The traditional approach to contracts of employment was to focus on the written contract of employment. Since employers normally draft contracts, this meant that the employer’s presentation of the relationship between employer and employee was treated as the agreement between the two parties.

This created a risk that some employers might draft ‘sham’ contracts which gave a false impression that individuals were self-employed rather than employees. Such individuals could not claim statutory employment rights such as the right not to be unfairly dismissed. Professor Davies and Professor Bogg’s research into this area identified the the risks of abuse relating to this approach.


This research has been used in judicial decisions relating to sham contracts of employment.
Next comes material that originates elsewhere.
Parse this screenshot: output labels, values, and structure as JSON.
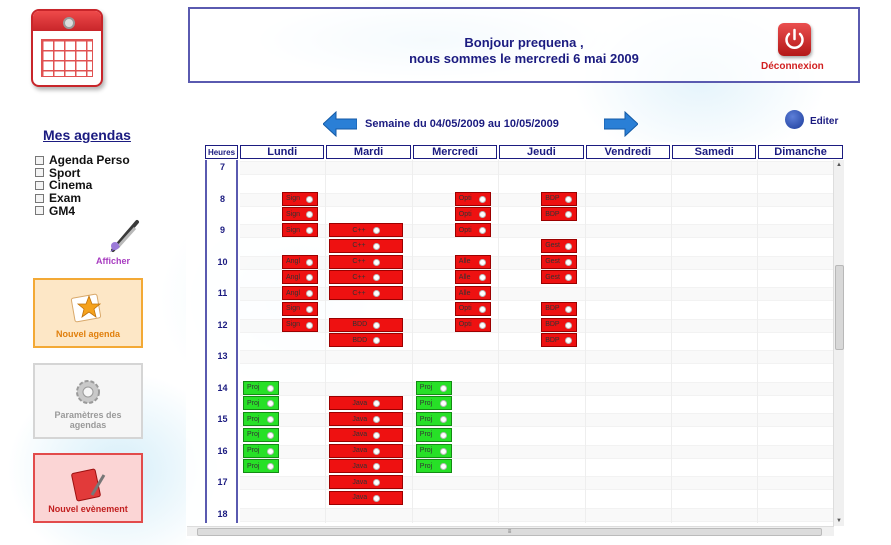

A particularly noteworthy case is that of Autoclenz v Belcher (2011) in the Supreme Court. In this case the work of Professor Bogg and Professor Davies was the only academic work cited in Lord Clarke JSC’s decision. The claimants worked as car valeters for the Autoclenz company which stated that they were independent contractors. They paid their own tax and national insurance. They signed a contract with a ‘right to refuse work’ clause, and a substitution clause which stated they could engage others to work on their behalf. 

Lord Clarke JSC’s decision was in agreement with the valeters that these clauses did not reflect the true agreement between the two parties. As a result of this ruling, courts and tribunals must look beyond the written contract when it is alleged that this doesn’t reflect the true nature of the individual’s employment arrangement.